Nov 5, 2001  •  Post A Comment

EchoStar’s $25.8 billion bid for direct broadcast satellite rival DirecTV probably won’t pass muster with federal regulators-and it shouldn’t.
Satellite legend Charlie Ergen, who built EchoStar dish by dish and whose number of subscribers would nearly triple from 6.4 million to 16.7 million if the deal goes through, says the combined company would control only 17 percent of the total multichannel video market-if cable is included. The reality is that a combined EchoStar-DirecTV would dish out programming to 91 percent of the satellite customers in the United States. That’s a level of ownership that puts the 35 percent broadcast ownership cap and 30 percent cable cap to shame.

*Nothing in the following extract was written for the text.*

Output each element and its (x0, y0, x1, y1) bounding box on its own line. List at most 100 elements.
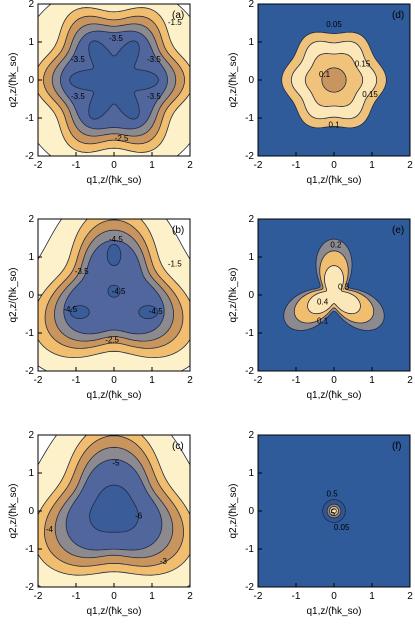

And even if Federal Communications Commission Chairman Michael Powell, who has seemingly never met a regulation he didn’t want to dismantle, is disposed to blessing the merger, the Federal Trade Commission, the Justice Department and Senate Commerce Committee Chairman Ernest Hollings, D-S.C., may not go along.
Mr. Ergen’s argument is that a single giant satellite company that didn’t have to fight for dish customers would be better positioned to compete with local cable providers for multichannel subscribers. Never mind that the roughly 9 million customers whose homes are not passed by cable would no longer have a choice in signal providers. Even if regulations were put in place to protect rural customers from price gouging, the quality and cost of service would never be as attractive as it would be in a market with vigorous competitors-which EchoStar and DirecTV now are.
Other potential bidders for DirecTV include AOL Time Warner, Viacom, NBC or Disney. But the front-runner -and probably the only runner-is News Corp.
News Corp. head Rupert Murdoch, whose company already owns stations covering more of the country than any other broadcaster and is grabbing duopolies wherever it can, may not be the most-liked man in the media business. But he knows how to make satellite successful-his SkyTV systems have already transformed the television business in Europe.
And even though a Murdoch bid for DirecTV would represent an enormous leap in vertical integration for News Corp., it is preferable to the competition-killing horizontal integration that would come with EchoStar gobbling up its larger satellite rival.